Aslında Derya bildiğimiz klasik kadın polis değil. Daha çok yeni ve henüz sert bir kabuk oluşturmamış. Önceleri bu beni biraz zorlamıştı. Fakat sonra kadın polislerle tanışıp, konuştuğumda aslında durumun biraz da böyle olduğunu gördüm. Evet bir maskülenleşme var.Hayatımızda çoğu alan maalesef erkek egemen durumda ve bazen yükselmek için eril enerjisine tutunuyor insan. Bundan hoşnut olmasam da, tanıdık buldum.
- Sizce hikayedeki katil kim?
Bilmiyoruz, herkes olabilir. Ben de merak ediyorum.
- Bir yandan da ‘Yakaranlar’ oyunuyla tiyatro sahnesindesiniz. Nasıl gidiyor?
Asıl er meydanı, tiyatroymuş gerçekten. Kendimi çırılçıplak hissettiğim anlar da oluyor, çok eğlendiğim de... Kadının kadının kurdu olmamayı seçtiği bir baloncuk yarattık kendimize. ‘Yakaranlar’, bana her gün yeni bir şey öğretiyor.
- Oyunculuktaki hedefleriniz neler?
Tabii ki başarılı olmak çok önemli ama zaten başarının içten dışa nüfuz ettiğine inanan biriyim. Hedefim, aslında oynarken kendimi şaşırtacak derecede anda kalabilmek, korkusuzca deneyebilmek ve sahnedeyken içimdeki kötü polisle mutlak barışı sağlayabilmek. Bunlar olduğunda zaten yer aldığı projelere de büyük katkı sağlayabilir insan.
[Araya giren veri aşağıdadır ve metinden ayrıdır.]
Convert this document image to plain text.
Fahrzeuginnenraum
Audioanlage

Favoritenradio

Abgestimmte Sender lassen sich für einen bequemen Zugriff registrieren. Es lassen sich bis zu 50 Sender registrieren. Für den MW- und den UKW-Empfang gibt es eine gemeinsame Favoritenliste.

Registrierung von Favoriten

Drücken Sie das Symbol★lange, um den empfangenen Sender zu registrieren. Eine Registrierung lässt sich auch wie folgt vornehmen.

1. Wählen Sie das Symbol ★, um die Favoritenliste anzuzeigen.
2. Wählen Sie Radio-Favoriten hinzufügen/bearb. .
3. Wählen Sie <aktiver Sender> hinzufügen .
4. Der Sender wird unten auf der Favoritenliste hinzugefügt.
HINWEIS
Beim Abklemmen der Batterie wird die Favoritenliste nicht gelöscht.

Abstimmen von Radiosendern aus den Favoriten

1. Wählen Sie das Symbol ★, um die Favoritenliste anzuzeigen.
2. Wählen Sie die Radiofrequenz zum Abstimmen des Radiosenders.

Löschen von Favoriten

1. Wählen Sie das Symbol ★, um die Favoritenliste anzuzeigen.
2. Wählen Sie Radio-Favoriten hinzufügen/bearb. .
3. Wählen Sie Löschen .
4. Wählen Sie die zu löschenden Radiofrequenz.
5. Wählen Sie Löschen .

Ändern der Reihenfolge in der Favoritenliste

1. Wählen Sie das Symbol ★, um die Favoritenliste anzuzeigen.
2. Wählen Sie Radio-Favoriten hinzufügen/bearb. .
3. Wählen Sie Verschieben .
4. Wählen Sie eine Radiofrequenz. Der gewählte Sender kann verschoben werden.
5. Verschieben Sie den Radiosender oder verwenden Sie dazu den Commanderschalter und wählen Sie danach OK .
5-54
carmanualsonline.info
Kısa vadeli hedeflerimde ise, sinema var.
- Kariyerinizin dönüm noktası olarak hangi projeyi görüyorsunuz?
‘Aşk-ı Memnu’ ilk işim olmasına rağmen benim içim dönüm noktası ‘Muhteşem Yüzyıl’ oldu. Çünkü o setteki deneyimlerimden sonra okuduğum bölümü bırakıp, oyunculuk yapmaya karar verdim.
‘Müzik, meditasyon; oyunculuk, direk dansı gibi’
- “En büyük hayalim albüm çıkarmak” demişsiniz. ‘Yalandolan’ adlı single’ınızla o hayal de gerçekleşti...
Çok heyecanlıyım. Güzel bir süreç oldu. Söz-müzik bana ait, aranjörüm Berk Sivrikaya. Tam iki cambaz bir ipte durumuydu. Ama belki de bu yüzden içimize çok sinen bir sonuç çıktı.
- Oyunculuk mu, müzik mi?
Müzik, meditasyon; oyunculuk, direk dansı gibi diyelim. Müzik, doğuştan beni sakinleştiren ve huzurlu hissettiren bir alan. Oyunculuk da acı, ter, dayanıklılık, güç ve gözyaşı... Ama günün sonunda daha güçlenmiş olarak eve gidiyorsun ve her güne biraz daha güçlü başlıyorsun. Direk dansı gibi çok eğlenceli, renkli, başardığında dünyanın hakimi gibi hissediyorsun ve bağımlılık yapıyor.